4 friendship steps to take before, during, or after infatuation

Updated: Aug 12, 2021

You’ve probably seen a piece somewhere out there about how relationships are more likely to last if you’re friends with the other person before you fall in love and all that other gooey stuff. But is that true? And is that important?


Well, I’ll tell you one thing. It’s confusing!


So do you immediately head for the divorce courts if you weren’t friends first?

Putting on my research hat, lemme ’splain to you what’s going on here.


“Being friends” isn’t the key to anything in itself. “Being friends” is in fact just a proxy for some really good stuff. Like what? Like these 4 steps:


1. Like knowing the other person well before you jump into a commitment. Sounds like

common sense, except that whenever people jump over the getting-to-know-you

stage due to lust or infatuation, they’re at risk of coming to regret it.

2. Like knowing the other person in more real-life-type situations than if you were lovers.

3. Like starting out with a relationship-based on interests and activities you have in

common besides smooching and sex.


4. Like knowing each other’s families and social worlds.


And so here’s the thing. It’s NOT the case that you need to be friends first. It’s just that you have to beware of how infatuation—if that’s how things start out with you—can be all too tempting. Like paddleboarding. But you wouldn’t start paddleboarding at Marina del Rey here in LA and say, “Wow, this is fun. Lemme paddleboard all the way across the Pacific to China.” But you might succumb to a comparable temptation when you’re infatuated with someone.


It’s really healthy for a relationship to have an infatuation stage, whether it comes right away or out of the clear blue sky after working closely with that person in the accounting department for five years.


It’s just that...let me tell you about the contractor we had back in Boston for years. He did everything for our old house, and he was great. And a great guy too. But it was really helpful that we knew before we took him on board that he was an avid golfer. On any golfable afternoon? He’d be out on the course, not at our house doing whatever job he was supposed to be doing.

But that was okay. Because we knew that going in. It was part of the deal. Glenn is great, but if you get Glenn you get the whole golfing thing.

But imagine if we’d hired him not knowing this and one day he just started not showing up. That would feel like something very different.

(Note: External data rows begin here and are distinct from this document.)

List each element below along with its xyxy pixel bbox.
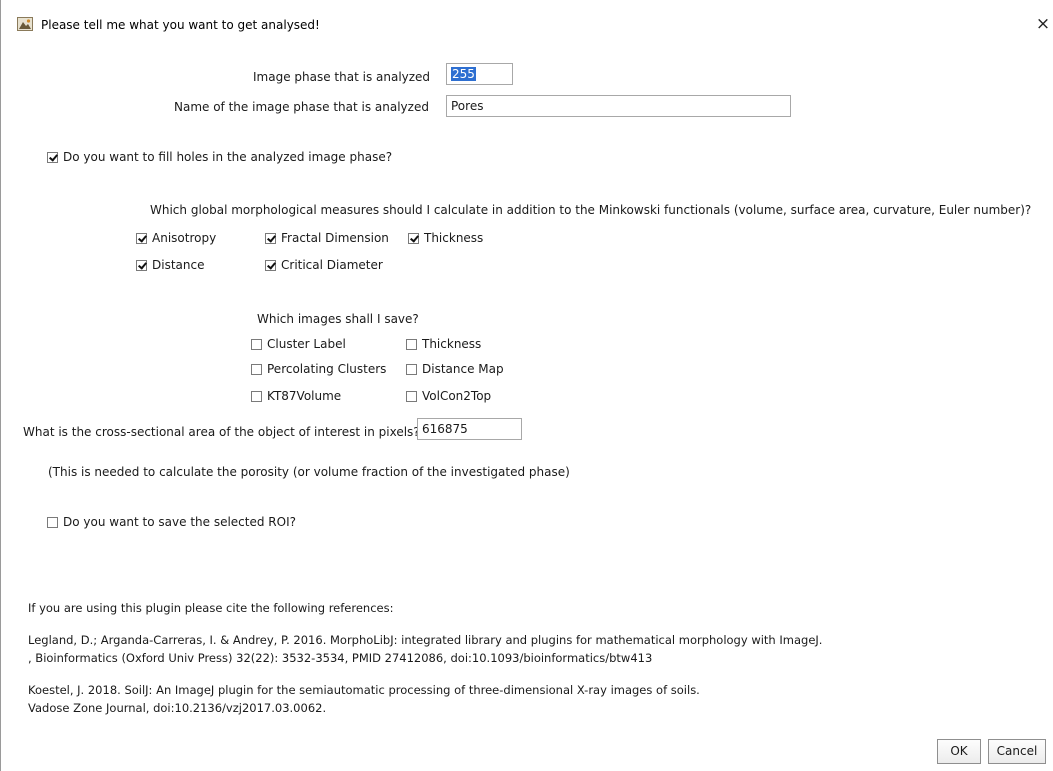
- measure-thickness-checkbox[interactable]: Thickness: [408, 231, 483, 245]
- save-percolating-clusters-checkbox[interactable]: Percolating Clusters: [251, 362, 386, 376]
- checkbox-checked-icon: [136, 260, 147, 271]
- save-roi-checkbox[interactable]: Do you want to save the selected ROI?: [47, 515, 296, 529]
- checkbox-unchecked-icon: [47, 517, 58, 528]
- save-kt87volume-checkbox[interactable]: KT87Volume: [251, 389, 341, 403]
- references-intro: If you are using this plugin please cite…: [28, 601, 394, 615]
- dialog-window: Please tell me what you want to get anal…: [0, 0, 1053, 771]
- ok-button[interactable]: OK: [937, 739, 981, 764]
- measure-critical-diameter-checkbox[interactable]: Critical Diameter: [265, 258, 383, 272]
- phase-value: 255: [451, 67, 476, 81]
- measure-label: Anisotropy: [152, 231, 217, 245]
- measure-label: Fractal Dimension: [281, 231, 389, 245]
- cross-section-value: 616875: [422, 422, 468, 436]
- checkbox-checked-icon: [136, 233, 147, 244]
- imagej-app-icon: [17, 17, 33, 31]
- cross-section-label: What is the cross-sectional area of the …: [23, 425, 420, 439]
- phase-name-label: Name of the image phase that is analyzed: [174, 100, 429, 114]
- save-cluster-label-checkbox[interactable]: Cluster Label: [251, 337, 346, 351]
- save-image-label: KT87Volume: [267, 389, 342, 403]
- checkbox-unchecked-icon: [251, 391, 262, 402]
- reference-2-line-1: Koestel, J. 2018. SoilJ: An ImageJ plugi…: [28, 683, 700, 697]
- save-roi-label: Do you want to save the selected ROI?: [63, 515, 296, 529]
- checkbox-checked-icon: [265, 233, 276, 244]
- cross-section-input[interactable]: 616875: [417, 418, 522, 440]
- phase-label: Image phase that is analyzed: [253, 70, 431, 84]
- save-image-label: Thickness: [422, 337, 482, 351]
- fill-holes-checkbox[interactable]: Do you want to fill holes in the analyze…: [47, 150, 392, 164]
- measure-label: Thickness: [424, 231, 484, 245]
- checkbox-unchecked-icon: [406, 391, 417, 402]
- measure-label: Distance: [152, 258, 205, 272]
- save-volcon2top-checkbox[interactable]: VolCon2Top: [406, 389, 491, 403]
- reference-1-line-1: Legland, D.; Arganda-Carreras, I. & Andr…: [28, 633, 823, 647]
- save-image-label: Percolating Clusters: [267, 362, 387, 376]
- checkbox-unchecked-icon: [406, 364, 417, 375]
- measure-distance-checkbox[interactable]: Distance: [136, 258, 204, 272]
- reference-2-line-2: Vadose Zone Journal, doi:10.2136/vzj2017…: [28, 701, 327, 715]
- checkbox-checked-icon: [408, 233, 419, 244]
- phase-input[interactable]: 255: [446, 63, 513, 85]
- checkbox-unchecked-icon: [251, 364, 262, 375]
- measure-fractal-dimension-checkbox[interactable]: Fractal Dimension: [265, 231, 389, 245]
- fill-holes-label: Do you want to fill holes in the analyze…: [63, 150, 393, 164]
- window-title: Please tell me what you want to get anal…: [41, 18, 320, 32]
- measure-anisotropy-checkbox[interactable]: Anisotropy: [136, 231, 216, 245]
- save-image-label: Distance Map: [422, 362, 504, 376]
- close-icon[interactable]: ×: [1033, 14, 1053, 34]
- measure-label: Critical Diameter: [281, 258, 383, 272]
- cross-section-note: (This is needed to calculate the porosit…: [48, 465, 570, 479]
- title-bar: Please tell me what you want to get anal…: [1, 0, 1053, 40]
- phase-name-value: Pores: [451, 99, 484, 113]
- checkbox-checked-icon: [265, 260, 276, 271]
- checkbox-unchecked-icon: [251, 339, 262, 350]
- phase-name-input[interactable]: Pores: [446, 95, 791, 117]
- save-distance-map-checkbox[interactable]: Distance Map: [406, 362, 504, 376]
- cancel-button[interactable]: Cancel: [988, 739, 1046, 764]
- save-image-label: VolCon2Top: [422, 389, 492, 403]
- reference-1-line-2: , Bioinformatics (Oxford Univ Press) 32(…: [28, 651, 653, 665]
- checkbox-unchecked-icon: [406, 339, 417, 350]
- save-images-prompt: Which images shall I save?: [257, 312, 419, 326]
- measures-prompt: Which global morphological measures shou…: [150, 203, 1032, 217]
- save-image-label: Cluster Label: [267, 337, 346, 351]
- save-thickness-checkbox[interactable]: Thickness: [406, 337, 481, 351]
- checkbox-checked-icon: [47, 152, 58, 163]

Like a betrayal.

How much more is that true for committed relationships!


So whether you start out with friendship or with infatuation, please never skip steps 1—4 of the getting—to—know—you process. It’ll give you a chance to identify an infatuation you shouldn’t be committing to and it’ll enable you to start a promising relationship on a much stronger footing.

One of the reasons people have conflicts over unmet needs in their relationship is that they skipped over this process. They can still have a good relationship, but there are a lot of areas where there’s a lot of conflict. And that’s why our book Why Couples Fight is so important: the more unmet needs there are, and the more conflict over those needs, the more the cancer of power eats away at the love that should be at the heart of your relationship. And it doesn’t have to be this way.